Teddy had dropped back down the stairs out of pure adrenalin induced reflex. I was flat on the floor. We could hear two pairs shoes going down what sounded like wooden stairs behind the closed door.
“Don’t move!” I said to Teddy.
“Where are you going?” she said in a big whisper.
“Just stay here.”
“Do you have your little gun?” she asked.
“No. I just want to see what they look like.”
“Why don’t you have your little gun?”
“To look at a house? How many people do you know that were shot when a real estate deal went bad?”
“To people in the Hamptons real estate is serious business.”
“Stay here!”
I started toward the door at the far end of the hall, slowly because I didn’t know what was behind it, or if it would open suddenly and the shooting would start again.

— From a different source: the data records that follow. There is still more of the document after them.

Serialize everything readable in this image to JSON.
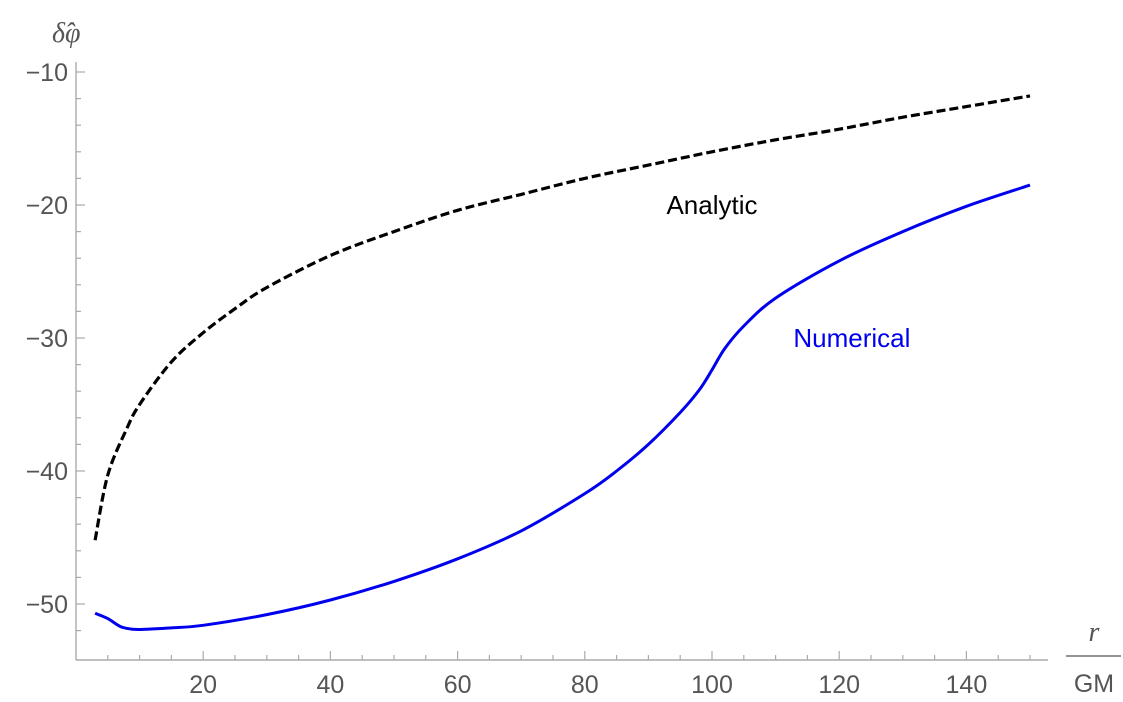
{
  "chart_data": {
    "type": "line",
    "ylabel": "δ̂φ",
    "xlabel": {
      "numerator": "r",
      "denominator": "GM"
    },
    "xlim": [
      0,
      150
    ],
    "ylim": [
      -54.2,
      -9.4
    ],
    "x_ticks": [
      20,
      40,
      60,
      80,
      100,
      120,
      140
    ],
    "y_ticks": [
      -10,
      -20,
      -30,
      -40,
      -50
    ],
    "x_tick_labels": [
      "20",
      "40",
      "60",
      "80",
      "100",
      "120",
      "140"
    ],
    "y_tick_labels": [
      "−10",
      "−20",
      "−30",
      "−40",
      "−50"
    ],
    "grid": false,
    "series": [
      {
        "name": "Analytic",
        "color": "#000000",
        "style": "dashed",
        "label_at": [
          100,
          -20
        ],
        "x": [
          3,
          5,
          8,
          10,
          15,
          20,
          25,
          30,
          40,
          50,
          60,
          70,
          80,
          90,
          100,
          110,
          120,
          130,
          140,
          150
        ],
        "y": [
          -45.2,
          -40.3,
          -36.8,
          -35.0,
          -31.8,
          -29.6,
          -27.8,
          -26.2,
          -23.8,
          -22.0,
          -20.4,
          -19.2,
          -18.0,
          -17.0,
          -16.0,
          -15.1,
          -14.3,
          -13.4,
          -12.6,
          -11.8
        ]
      },
      {
        "name": "Numerical",
        "color": "#0000ee",
        "style": "solid",
        "label_at": [
          122,
          -30
        ],
        "x": [
          3,
          5,
          7,
          9,
          11,
          15,
          20,
          30,
          40,
          50,
          60,
          70,
          80,
          85,
          90,
          95,
          98,
          100,
          102,
          105,
          110,
          120,
          130,
          140,
          150
        ],
        "y": [
          -50.7,
          -51.1,
          -51.7,
          -51.9,
          -51.9,
          -51.8,
          -51.6,
          -50.8,
          -49.7,
          -48.3,
          -46.6,
          -44.5,
          -41.7,
          -40.0,
          -38.0,
          -35.6,
          -33.9,
          -32.4,
          -30.8,
          -29.1,
          -27.0,
          -24.2,
          -22.0,
          -20.1,
          -18.5
        ]
      }
    ]
  }
}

I was almost there when something breezed by my back. I almost yelled. I know I grunted. As I turned around I saw Teddy’s shoes disappearing into a bedroom.
“Hey! What are you doing?” I said as I turned to follow her.
“You are going to miss them,” she said as she trotted to the window.
We nearly did. They were just disappearing into a thick hedge at the edge of the lawn.
“Did you see their faces?” I asked her.
“No. It was a man and a woman.”
“He was wearing orange pants,” I said.
“And she had a raincoat,” said Teddy.
“What kind of a burglar wears orange pants?”
“In daylight,” said Teddy.
“In any light,” I said.
“Look at the yard!”
I looked where she was pointing. Someone or others had been digging in the yard. Whoever it was had been quite busy.
We turned to each other and said at the exact same instant, “The gold!”